Federal Court upholds order to strip citizenship from Ontario man

A Federal Court judge upheld the government's decision to strip citizenship from an Ontario man for lying about his Nazi ties when he came to Canada after the Second World War.

A Federal Court judge has upheld the government's decision to strip citizenship from an Ontario man for lying about his Nazi ties when he came to Canada after the Second World War.

In a ruling Monday, Judge Michael Phelan dismissed a judicial review request and upheld the federal government's order to strip Helmut Oberlander of his Canadian citizenship, saying it met the proper legal tests.

Phelan said that it is important to preserve the integrity of Canadian citizenship from deceit and ensure there is no safe haven for people involved in horrendous historical events.

Oberlander, 84, has been fighting attempts to strip his citizenship and deport him for many years.
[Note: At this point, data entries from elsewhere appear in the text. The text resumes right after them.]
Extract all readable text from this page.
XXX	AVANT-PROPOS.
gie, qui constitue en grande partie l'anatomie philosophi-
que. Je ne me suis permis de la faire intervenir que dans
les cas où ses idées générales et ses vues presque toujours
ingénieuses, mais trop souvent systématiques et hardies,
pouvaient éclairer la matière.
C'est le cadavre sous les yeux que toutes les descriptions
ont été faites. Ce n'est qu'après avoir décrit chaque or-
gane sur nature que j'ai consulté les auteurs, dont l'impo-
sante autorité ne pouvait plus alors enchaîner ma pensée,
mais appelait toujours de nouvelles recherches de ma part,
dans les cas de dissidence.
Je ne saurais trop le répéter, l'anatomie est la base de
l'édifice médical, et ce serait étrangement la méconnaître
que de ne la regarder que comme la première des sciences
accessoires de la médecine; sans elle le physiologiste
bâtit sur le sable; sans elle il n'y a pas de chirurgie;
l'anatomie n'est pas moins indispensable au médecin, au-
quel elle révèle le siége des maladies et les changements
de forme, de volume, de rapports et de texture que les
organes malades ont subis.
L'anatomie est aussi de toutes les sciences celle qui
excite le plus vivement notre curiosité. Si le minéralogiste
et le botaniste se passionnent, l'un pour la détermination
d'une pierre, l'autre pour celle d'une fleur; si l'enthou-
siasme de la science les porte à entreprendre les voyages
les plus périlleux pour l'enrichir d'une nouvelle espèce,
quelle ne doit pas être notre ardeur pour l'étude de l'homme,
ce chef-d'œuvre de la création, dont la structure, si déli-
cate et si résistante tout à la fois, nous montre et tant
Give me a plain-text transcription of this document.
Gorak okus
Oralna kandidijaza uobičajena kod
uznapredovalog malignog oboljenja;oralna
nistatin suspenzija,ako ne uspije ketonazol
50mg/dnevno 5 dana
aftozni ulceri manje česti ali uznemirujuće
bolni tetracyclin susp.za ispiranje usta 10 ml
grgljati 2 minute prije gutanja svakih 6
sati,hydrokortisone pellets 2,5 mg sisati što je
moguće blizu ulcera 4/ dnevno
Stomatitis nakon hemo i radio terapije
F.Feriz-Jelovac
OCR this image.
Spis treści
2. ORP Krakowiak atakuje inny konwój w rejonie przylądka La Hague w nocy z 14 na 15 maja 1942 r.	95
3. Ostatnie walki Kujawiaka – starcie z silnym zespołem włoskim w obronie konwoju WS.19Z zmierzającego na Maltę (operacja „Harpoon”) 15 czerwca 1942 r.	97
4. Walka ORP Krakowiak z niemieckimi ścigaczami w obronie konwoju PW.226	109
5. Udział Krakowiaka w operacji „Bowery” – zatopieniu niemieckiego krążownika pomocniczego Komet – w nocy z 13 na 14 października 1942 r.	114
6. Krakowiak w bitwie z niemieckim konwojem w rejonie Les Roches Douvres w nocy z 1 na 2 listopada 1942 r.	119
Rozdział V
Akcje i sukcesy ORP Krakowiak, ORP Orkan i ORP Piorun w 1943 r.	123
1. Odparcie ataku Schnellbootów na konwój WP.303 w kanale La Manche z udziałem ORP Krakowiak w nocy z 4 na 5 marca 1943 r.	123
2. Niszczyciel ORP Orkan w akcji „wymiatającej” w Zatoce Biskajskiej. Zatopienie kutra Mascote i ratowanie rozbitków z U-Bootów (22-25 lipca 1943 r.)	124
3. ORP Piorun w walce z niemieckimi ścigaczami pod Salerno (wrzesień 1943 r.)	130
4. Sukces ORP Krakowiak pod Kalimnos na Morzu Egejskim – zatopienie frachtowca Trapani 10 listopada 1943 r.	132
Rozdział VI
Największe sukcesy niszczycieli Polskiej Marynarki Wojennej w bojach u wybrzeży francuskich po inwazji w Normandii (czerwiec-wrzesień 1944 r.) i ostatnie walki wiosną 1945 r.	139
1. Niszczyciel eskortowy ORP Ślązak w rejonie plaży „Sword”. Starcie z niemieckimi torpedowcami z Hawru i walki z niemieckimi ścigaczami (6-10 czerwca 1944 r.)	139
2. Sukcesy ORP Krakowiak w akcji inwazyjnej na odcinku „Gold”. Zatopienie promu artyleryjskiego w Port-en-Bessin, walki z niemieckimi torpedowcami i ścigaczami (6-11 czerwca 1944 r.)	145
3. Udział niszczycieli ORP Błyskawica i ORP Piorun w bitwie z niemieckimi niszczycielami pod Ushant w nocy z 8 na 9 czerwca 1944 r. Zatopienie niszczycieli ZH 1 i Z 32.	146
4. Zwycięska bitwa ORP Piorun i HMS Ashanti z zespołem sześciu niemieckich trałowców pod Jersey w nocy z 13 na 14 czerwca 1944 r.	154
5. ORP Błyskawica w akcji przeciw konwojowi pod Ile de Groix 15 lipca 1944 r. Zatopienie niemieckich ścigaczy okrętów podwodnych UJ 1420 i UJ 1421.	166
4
Ottawa's first attempt in 2001 to revoke Oberlander's citizenship was overturned by the courts in 2004, but the federal government drafted a new revocation order later in response to legal arguments raised the first time around.

Oberlander, a retired land developer from Waterloo, Ont., is alleged to have been a member of a Nazi death squad that executed thousands of civilians, mostly Jews, in German-occupied Ukraine during the Second World War.

Oberlander said he was conscripted into the unit, served only as translator and never participated in any killings.